| I included a lot of links to my previous posts over ten years explaining what it means in lots of detail with many different words and numerous examples and citations. Did you read any of them? Did you read my other explanation below that I just wrote personally for your benefit? Does it make any sense to you? Do you understand what I mean now, or do you need me to give you some more citations of other times I've written the same thing, because there are more. What was unclear, and did I leave anything out? Do you have any more questions I haven't answered time and again and already gave you links to but you just didn't bother reading? It's exasperating and insulting that you blithely dismiss what I wrote without saying what you disagree with or can't understand, but I promise you, it really is easy to understand and extremely obvious on its face, if you will just take the time to read what I wrote, before complaining you don't know what it means.
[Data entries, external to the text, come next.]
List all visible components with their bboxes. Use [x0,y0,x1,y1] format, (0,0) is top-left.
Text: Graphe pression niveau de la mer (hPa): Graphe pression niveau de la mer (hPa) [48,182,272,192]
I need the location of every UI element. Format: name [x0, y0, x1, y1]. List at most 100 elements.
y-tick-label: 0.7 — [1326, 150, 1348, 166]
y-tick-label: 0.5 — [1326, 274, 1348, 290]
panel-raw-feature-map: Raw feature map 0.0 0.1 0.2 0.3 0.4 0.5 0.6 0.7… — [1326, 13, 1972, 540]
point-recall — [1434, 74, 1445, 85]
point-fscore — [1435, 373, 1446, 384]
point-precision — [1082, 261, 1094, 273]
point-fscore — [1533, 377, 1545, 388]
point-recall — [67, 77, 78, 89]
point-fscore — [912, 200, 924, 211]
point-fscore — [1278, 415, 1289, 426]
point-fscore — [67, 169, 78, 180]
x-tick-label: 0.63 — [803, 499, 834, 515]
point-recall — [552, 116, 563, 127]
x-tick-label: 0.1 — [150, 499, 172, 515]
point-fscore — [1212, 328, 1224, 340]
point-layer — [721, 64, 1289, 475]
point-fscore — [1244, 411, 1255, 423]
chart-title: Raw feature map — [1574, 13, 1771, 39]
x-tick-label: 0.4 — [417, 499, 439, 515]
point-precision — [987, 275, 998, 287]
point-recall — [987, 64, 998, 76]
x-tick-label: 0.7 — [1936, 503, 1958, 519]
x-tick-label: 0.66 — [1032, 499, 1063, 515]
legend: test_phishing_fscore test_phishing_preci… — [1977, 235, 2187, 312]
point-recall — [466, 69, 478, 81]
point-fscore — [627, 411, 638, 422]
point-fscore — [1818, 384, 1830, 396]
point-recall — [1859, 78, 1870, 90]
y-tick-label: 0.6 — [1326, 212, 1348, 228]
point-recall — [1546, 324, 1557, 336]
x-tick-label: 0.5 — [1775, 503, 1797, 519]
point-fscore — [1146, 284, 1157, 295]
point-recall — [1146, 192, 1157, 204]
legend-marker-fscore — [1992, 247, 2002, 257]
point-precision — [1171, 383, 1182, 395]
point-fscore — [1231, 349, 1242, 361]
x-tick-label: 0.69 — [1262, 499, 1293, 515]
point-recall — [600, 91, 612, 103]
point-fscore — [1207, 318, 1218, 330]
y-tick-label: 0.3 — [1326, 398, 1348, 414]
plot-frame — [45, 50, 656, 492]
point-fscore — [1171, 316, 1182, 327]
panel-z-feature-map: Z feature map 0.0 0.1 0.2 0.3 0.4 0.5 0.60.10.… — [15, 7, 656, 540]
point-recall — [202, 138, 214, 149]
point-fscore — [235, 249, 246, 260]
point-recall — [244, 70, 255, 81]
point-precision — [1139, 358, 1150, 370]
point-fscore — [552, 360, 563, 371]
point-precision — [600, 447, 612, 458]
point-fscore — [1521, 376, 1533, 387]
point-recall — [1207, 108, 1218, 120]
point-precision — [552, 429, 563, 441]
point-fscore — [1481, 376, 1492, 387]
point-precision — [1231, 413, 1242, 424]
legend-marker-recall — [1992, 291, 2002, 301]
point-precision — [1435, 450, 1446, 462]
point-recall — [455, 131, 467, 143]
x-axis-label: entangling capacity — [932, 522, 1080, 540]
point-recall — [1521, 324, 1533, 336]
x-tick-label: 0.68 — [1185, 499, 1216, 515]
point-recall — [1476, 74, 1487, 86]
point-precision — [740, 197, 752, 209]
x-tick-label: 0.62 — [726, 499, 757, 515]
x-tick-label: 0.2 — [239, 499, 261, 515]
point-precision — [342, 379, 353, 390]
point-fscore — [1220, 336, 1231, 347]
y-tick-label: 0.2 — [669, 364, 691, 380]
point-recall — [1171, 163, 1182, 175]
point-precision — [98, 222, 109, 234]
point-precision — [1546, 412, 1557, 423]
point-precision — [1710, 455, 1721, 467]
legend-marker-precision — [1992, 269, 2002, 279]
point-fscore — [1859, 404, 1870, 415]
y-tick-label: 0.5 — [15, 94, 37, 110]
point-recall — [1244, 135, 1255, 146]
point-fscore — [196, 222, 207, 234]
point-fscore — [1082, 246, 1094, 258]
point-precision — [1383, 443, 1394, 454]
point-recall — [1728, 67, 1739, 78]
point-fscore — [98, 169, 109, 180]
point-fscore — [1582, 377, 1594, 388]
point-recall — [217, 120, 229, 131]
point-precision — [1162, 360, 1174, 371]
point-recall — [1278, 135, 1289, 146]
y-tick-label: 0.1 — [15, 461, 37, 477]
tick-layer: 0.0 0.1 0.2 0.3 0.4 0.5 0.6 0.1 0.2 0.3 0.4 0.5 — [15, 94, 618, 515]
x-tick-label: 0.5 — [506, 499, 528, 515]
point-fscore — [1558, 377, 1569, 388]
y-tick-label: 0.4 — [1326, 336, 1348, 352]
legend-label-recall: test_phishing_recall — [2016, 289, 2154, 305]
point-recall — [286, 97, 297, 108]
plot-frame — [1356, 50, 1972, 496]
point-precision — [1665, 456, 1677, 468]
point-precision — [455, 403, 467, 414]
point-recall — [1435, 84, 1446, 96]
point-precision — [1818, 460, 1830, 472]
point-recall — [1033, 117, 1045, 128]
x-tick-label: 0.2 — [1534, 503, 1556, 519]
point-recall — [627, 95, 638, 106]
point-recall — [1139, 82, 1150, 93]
If you have time to complain, then you have time to read what I wrote and linked to, before complaining you don't know what it means. If you're too busy to read, then please don't waste your and my time complaining you don't understand what you didn't bother to read. |
My experience with making an app work consistently across browsers is that it's hard work. Making it also work consistently with each OS it runs on is considerably harder. You want to guess how many times I've been asked to even consider either of those two things by a manager, let alone make them a priority? Never.
And going by my experience as a user of browser-based software, I'd say that's pretty normal across the industry.
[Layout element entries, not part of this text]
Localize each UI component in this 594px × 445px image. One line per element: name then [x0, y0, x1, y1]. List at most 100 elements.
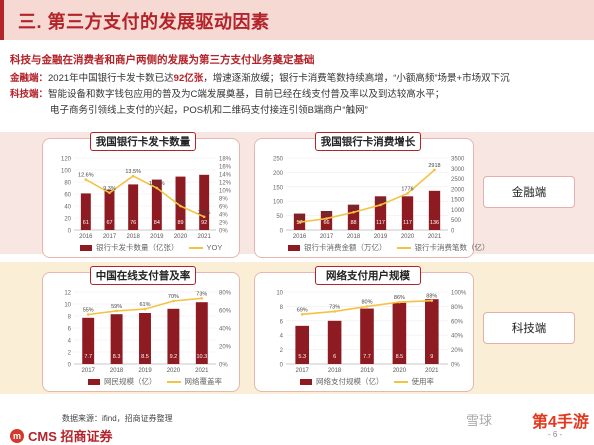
- right-tick-label: 40%: [219, 327, 232, 333]
- bar-data-label: 8.3: [113, 354, 121, 360]
- line-data-label: 59%: [111, 304, 122, 310]
- bar-data-label: 6: [333, 354, 336, 360]
- right-tick-label: 16%: [219, 165, 232, 171]
- chart-title-card-issuance: 我国银行卡发卡数量: [90, 132, 196, 151]
- line-data-label: 381: [295, 215, 304, 221]
- bar: [374, 196, 387, 230]
- line-data-label: 555: [322, 212, 331, 218]
- line-point: [143, 307, 147, 311]
- right-tick-label: 100%: [451, 291, 467, 297]
- line-data-label: 73%: [329, 304, 340, 310]
- line-data-label: 70%: [168, 294, 179, 300]
- x-tick-label: 2018: [328, 368, 342, 374]
- bar: [428, 190, 441, 230]
- tech-paragraph-1: 科技端：智能设备和数字钱包应用的普及为C端发展奠基，目前已经在线支付普及率以及到…: [10, 86, 444, 100]
- bar-data-label: 7.7: [363, 354, 371, 360]
- legend-label: 网络覆盖率: [184, 377, 223, 386]
- left-tick-label: 2: [280, 348, 284, 354]
- tech-side-label: 科技端: [483, 312, 575, 344]
- legend-label: 网民规模（亿）: [104, 377, 157, 386]
- line-point: [406, 192, 409, 195]
- x-tick-label: 2020: [393, 368, 407, 374]
- left-tick-label: 10: [276, 291, 283, 297]
- right-tick-label: 3500: [451, 157, 465, 163]
- chart-card-issuance: 0 20 40 60 80 100 120 0% 2% 4% 6% 8% 10% 12% 14% 16% 18%…: [61, 157, 232, 241]
- title-bar: 三. 第三方支付的发展驱动因素: [0, 0, 594, 40]
- finance-text-post: ，增速逐渐放缓；银行卡消费笔数持续高增，“小额高频”场景+市场双下沉: [203, 73, 510, 84]
- x-tick-label: 2020: [174, 234, 188, 240]
- line-data-label: 55%: [83, 308, 94, 314]
- bar: [347, 204, 360, 230]
- line-data-label: 6%: [177, 199, 185, 205]
- right-tick-label: 2000: [451, 187, 465, 193]
- x-tick-label: 2021: [425, 368, 439, 374]
- left-tick-label: 150: [273, 185, 284, 191]
- line-data-label: 88%: [426, 294, 437, 300]
- bar: [392, 302, 407, 364]
- left-tick-label: 0: [280, 229, 284, 235]
- line-data-label: 10.5%: [149, 181, 165, 187]
- bar-data-label: 8.5: [396, 354, 404, 360]
- bar-data-label: 76: [130, 220, 136, 226]
- x-tick-label: 2019: [374, 234, 388, 240]
- finance-paragraph: 金融端：2021年中国银行卡发卡数已达92亿张，增速逐渐放缓；银行卡消费笔数持续…: [10, 70, 510, 84]
- right-tick-label: 8%: [219, 197, 228, 203]
- right-tick-label: 3000: [451, 167, 465, 173]
- line-data-label: 86%: [394, 295, 405, 301]
- line-point: [172, 299, 175, 303]
- company-logo: m CMS 招商证券: [10, 426, 113, 445]
- tech-paragraph-2: 电子商务引领线上支付的兴起，POS机和二维码支付接连引领B端商户“触网”: [50, 102, 368, 116]
- chart-title-payment-users: 网络支付用户规模: [315, 266, 421, 285]
- left-tick-label: 4: [68, 339, 72, 345]
- finance-text-pre: 2021年中国银行卡发卡数已达: [48, 73, 174, 84]
- bar: [327, 320, 342, 364]
- x-tick-label: 2019: [360, 368, 374, 374]
- line-point: [84, 178, 88, 181]
- line-point: [115, 309, 118, 313]
- left-tick-label: 10: [64, 303, 71, 309]
- right-tick-label: 6%: [219, 205, 228, 211]
- bar: [82, 317, 95, 364]
- bar: [139, 313, 151, 364]
- series-line: [85, 175, 205, 218]
- left-tick-label: 200: [273, 171, 284, 177]
- legend-label: 银行卡消费金额（万亿）: [304, 243, 387, 252]
- x-tick-label: 2021: [428, 234, 442, 240]
- x-tick-label: 2017: [103, 234, 117, 240]
- line-point: [179, 204, 182, 208]
- bar-data-label: 5.3: [298, 354, 306, 360]
- line-data-label: 13.5%: [125, 169, 141, 175]
- right-tick-label: 1500: [451, 198, 465, 204]
- bar: [104, 189, 115, 230]
- bar: [110, 314, 123, 364]
- left-tick-label: 40: [64, 205, 71, 211]
- right-tick-label: 0%: [219, 229, 228, 235]
- bar-data-label: 88: [350, 220, 356, 226]
- chart-card-consumption: 0501001502002500500100015002000250030003…: [273, 157, 465, 241]
- left-tick-label: 60: [64, 193, 71, 199]
- line-point: [200, 297, 204, 300]
- finance-label: 金融端：: [10, 73, 49, 84]
- bar: [295, 325, 310, 364]
- legend-card-consumption: 银行卡消费金额（万亿） 银行卡消费笔数（亿）: [288, 242, 490, 253]
- chart-title-card-consumption: 我国银行卡消费增长: [315, 132, 421, 151]
- bar: [360, 308, 374, 364]
- x-tick-label: 2018: [110, 368, 124, 374]
- x-tick-label: 2017: [82, 368, 96, 374]
- line-data-label: 73%: [196, 291, 207, 297]
- legend-label: 使用率: [411, 377, 435, 386]
- legend-online-payment: 网民规模（亿） 网络覆盖率: [88, 376, 222, 387]
- x-tick-label: 2018: [347, 234, 361, 240]
- right-tick-label: 2500: [451, 177, 465, 183]
- chart-title-online-payment: 中国在线支付普及率: [90, 266, 196, 285]
- legend-card-issuance: 银行卡发卡数量（亿张） YOY: [80, 242, 222, 253]
- watermark: 雪球: [466, 413, 493, 428]
- x-tick-label: 2020: [167, 368, 181, 374]
- right-tick-label: 12%: [219, 181, 232, 187]
- left-tick-label: 6: [280, 319, 284, 325]
- line-point: [300, 313, 304, 316]
- bar-data-label: 8.5: [141, 354, 149, 360]
- line-data-label: 3.3%: [198, 210, 211, 216]
- bar: [424, 299, 439, 364]
- bar: [80, 193, 91, 230]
And that's to say nothing of the fact that these apps are typically slow, cumbersome (by which I mean they throttle my CPU and drain my laptop battery), and crash no less frequently than unsafe apps written in unsafe languages like C (despite the fact that that's supposed to be impossible).
It seems to me that you want to rewrite the world in the browser. That doesn't seem very different to me from rewriting the world in Wayland. Whatever the differences between the two, they are insignificant besides the fallacy of rewriting the world.
As for the rest of your reply, I have no idea why you think I owe you however much time it would take me to read however many links you posted above. If you have something relevant to say, say it in the thread. Don't presume to leave it for me as a homework assignment.